The 5th HFFA annual meeting took place in Berlin from 16-17 January 2013 - again on the eve of the International Green Week. The title of the conference was "Who will grow tomorrow's food?".
Almost 30 scientists and experts from Europe, the USA and Japan representing agro-industry, society and research institutes met to discuss questions of world agriculture and the future of farming from different perspectives. It was another step towards HFFA's key objective: to develop strategies for a sustainable global agricultural system.
The first keynote speech of the meeting on January 16 was presented by Dr. Gernot Klepper from the Kiel Earth Institute. Under the title "The Future of Bioenergy" Dr. Klepper discussed economic, social and scientific aspects of bioenergy covering production, use and politics of biofuels, climate protection and the perspective of food vs. fuel. The following debate with the conference participants focused on breeding potentials, especially for corn, and possible recommendations.
A very special presentation on "The New Socio-economic Landscape - Capitalism 4.0" was delivered by Dr. Kjell Anders Nordström, Professor at the Stockholm School of Economics. In his dynamic, unconventional keynote speech he captivated the attention of the audience by his ideas on the simple question: How to make money. He shared his message of 'temporary monopoly' (that is one criterion to tell good from bad ideas). Furthermore, he outlined aspects of demographics that will change the temporary monopoly, side effects of globalization and hypotheses on the role of women (who unlike men don't systematically take risks), the future of countries and cities (by 2040 75-80 % of world population will live in cities), machines (that will communicate more and more and do better jobs than humans), on ecology (and value chains to be transferred into something sustainable), and the possible future development of super powers like China and the USA.

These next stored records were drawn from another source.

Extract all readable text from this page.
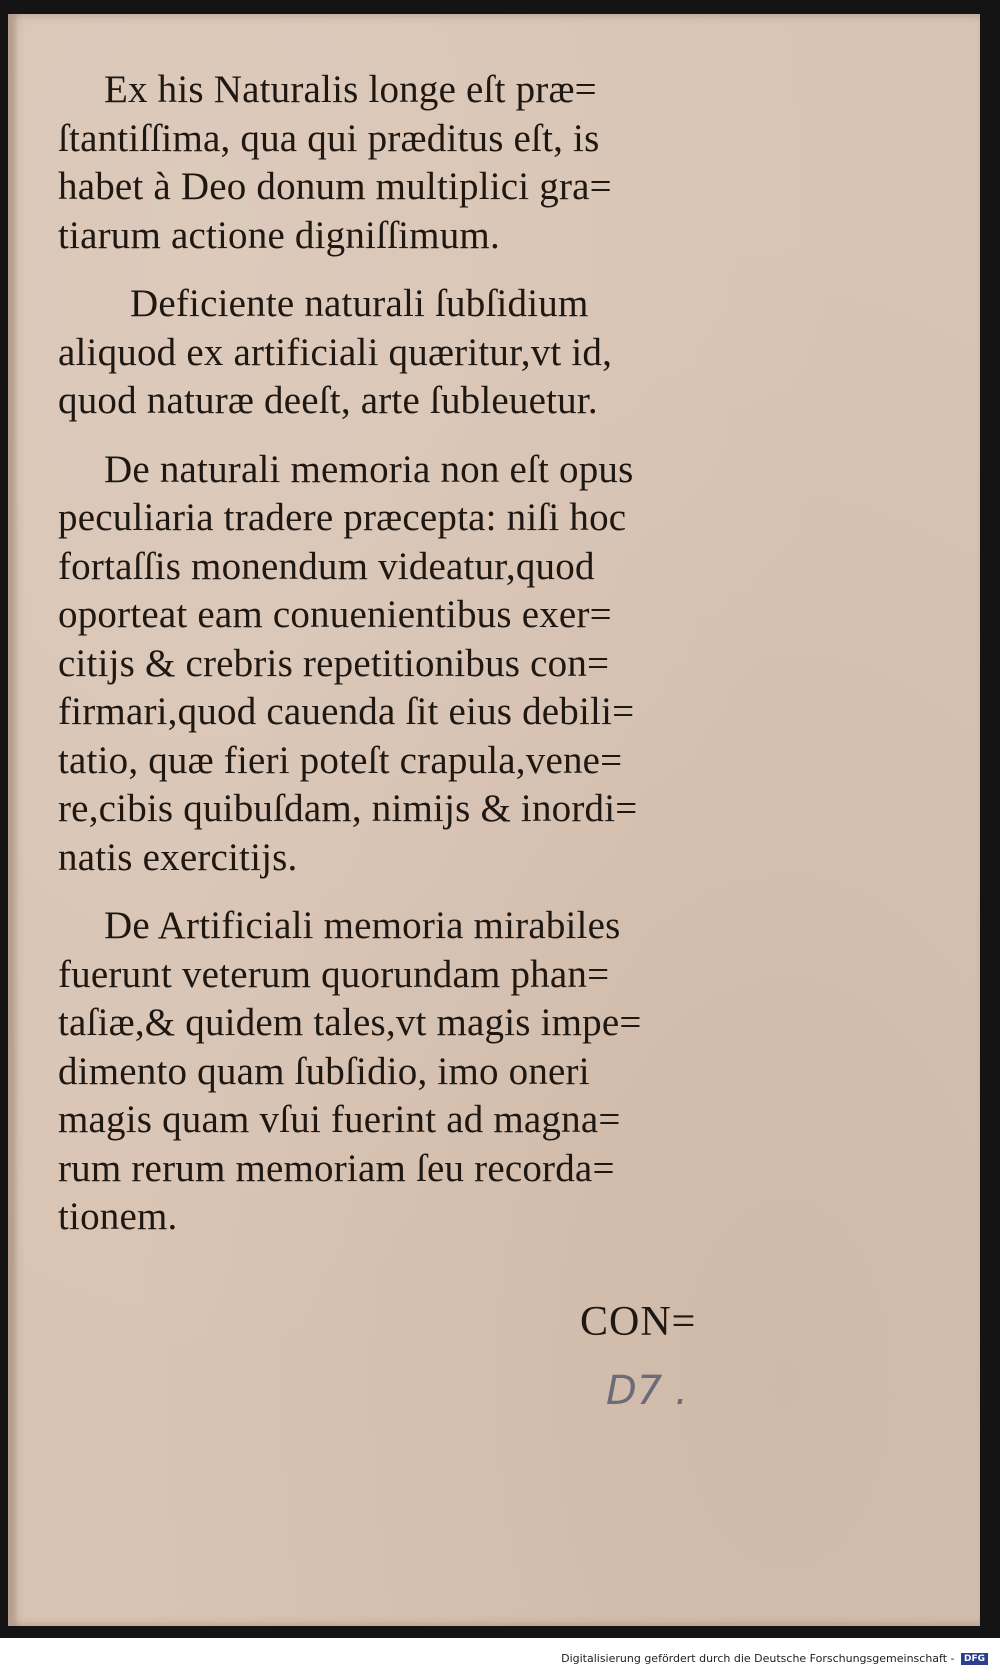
Ex his Naturalis longe eſt præ=
ſtantiſſima, qua qui præditus eſt, is
habet à Deo donum multiplici gra=
tiarum actione digniſſimum.

Deficiente naturali ſubſidium
aliquod ex artificiali quæritur,vt id,
quod naturæ deeſt, arte ſubleuetur.

De naturali memoria non eſt opus
peculiaria tradere præcepta: niſi hoc
fortaſſis monendum videatur,quod
oporteat eam conuenientibus exer=
citijs & crebris repetitionibus con=
firmari,quod cauenda ſit eius debili=
tatio, quæ fieri poteſt crapula,vene=
re,cibis quibuſdam, nimijs & inordi=
natis exercitijs.

De Artificiali memoria mirabiles
fuerunt veterum quorundam phan=
taſiæ,& quidem tales,vt magis impe=
dimento quam ſubſidio, imo oneri
magis quam vſui fuerint ad magna=
rum rerum memoriam ſeu recorda=
tionem.

CON=
D7 .
Digitalisierung gefördert durch die Deutsche Forschungsgemeinschaft - DFG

The second day of the meeting was opened by a presentation of Dr. Robert L. Paarlberg. He is Professor at Wellesley college and Associate at the Weatherhead Center for International Affairs at Harvard University. Dr. Paarlberg gave a lecture on "Politics in World Agriculture". Despite the world food crisis he still is an optimist and sees positive basic trends. However, he considers agriculture around the world not yet globalized, but more local. Big changes in agrciculture will depend on (big) steps to be solely made by the countries. Thus, his prediction is that African governments will not provide better conditions in agriculture, but instead follow business as usual. During the past years food consumers have become interested on how food is produced (in terms of sustainability, animal welfare, etc.), but farmers and consumers are not ready for new domains against conventional agriculture. Dr. Paarlberg summarized that agricultural politics in the future will likely resemble the one in the past. Questions in the following discussion focused on the WTO and Doha round, the harmonization of global trade, GMOs, options to close existing gaps (in health, environment, antibiotics, animal welfare, etc.), investments in agriculture, and how to bring more objectivity in the debate on hunger and prices.
Bill Stagg, Director of Strategic Communications at the National Future Farmers of America Organization (www.FFA.org), presented how FFA prepares leaders for tomorrow's agriculture. Starting from simple questions on who will farm the land, how to grow food in a sustainalbe manner, and how to achieve food security, he explained the integrated agricultural education mode, the FFA focus, and FFA's global engagement and strategy.
Thierry de l'Escaille is Director General of the European Landowners Organization (ELO) and presented future farmers' necessary skills for economic success from a European perspective. Issues for future farmers are the 7 criteria (see his ppt), the urgent need for new technologies, sustainable intensification, the transfer of knowledge and the Pollinator Network initiative (PNi). The following discussion focused on start-ups in agriculture, direct payments and their reform, and the gap between social and private cost/benefit.
Klaus von Grebmer from the International Food Policy Research Institute (IFPRI) gave a presentation on the future of farming in developing countries. Stating that global food security is under stress, he explained aspects of food price volatility, climate change, farmland constraints, water constraints, the relationship of the biofuel boom and food security, small scale farming, and policy aspects. He summarized his presentation in 5 key conditions, under which agriculture-led growth is most likely to succeed, and a 3-part strategy.
Hidero Ohtomo from BASF Japan presented "The Future of the Japanese Farmer - a Paradigm Change through Technology?" starting from a general overview on Japan, proceeding with peculiarities of Japan's agriculture and reaching new technologies in agriculture, especially the use of radio-controlled helicopters (RCH). However, he concluded that there is no paradigm shift and predicted driverless transplanting machines and full automatic RCH as technology to come.
The title of the presentation of Dr. Thomas Herlitzius, Chair of Agricultural Systems and Technology at Dresden Technical University, was "Robotics in Agriculture". Starting from the idea that mechanization drives productivity he compared agricultural productivity of today with alternatives of the future considering capacity growth and machine concept evolution, the state of the art, further studies and live examples, robotic systems, trends, technolgoy and challenges.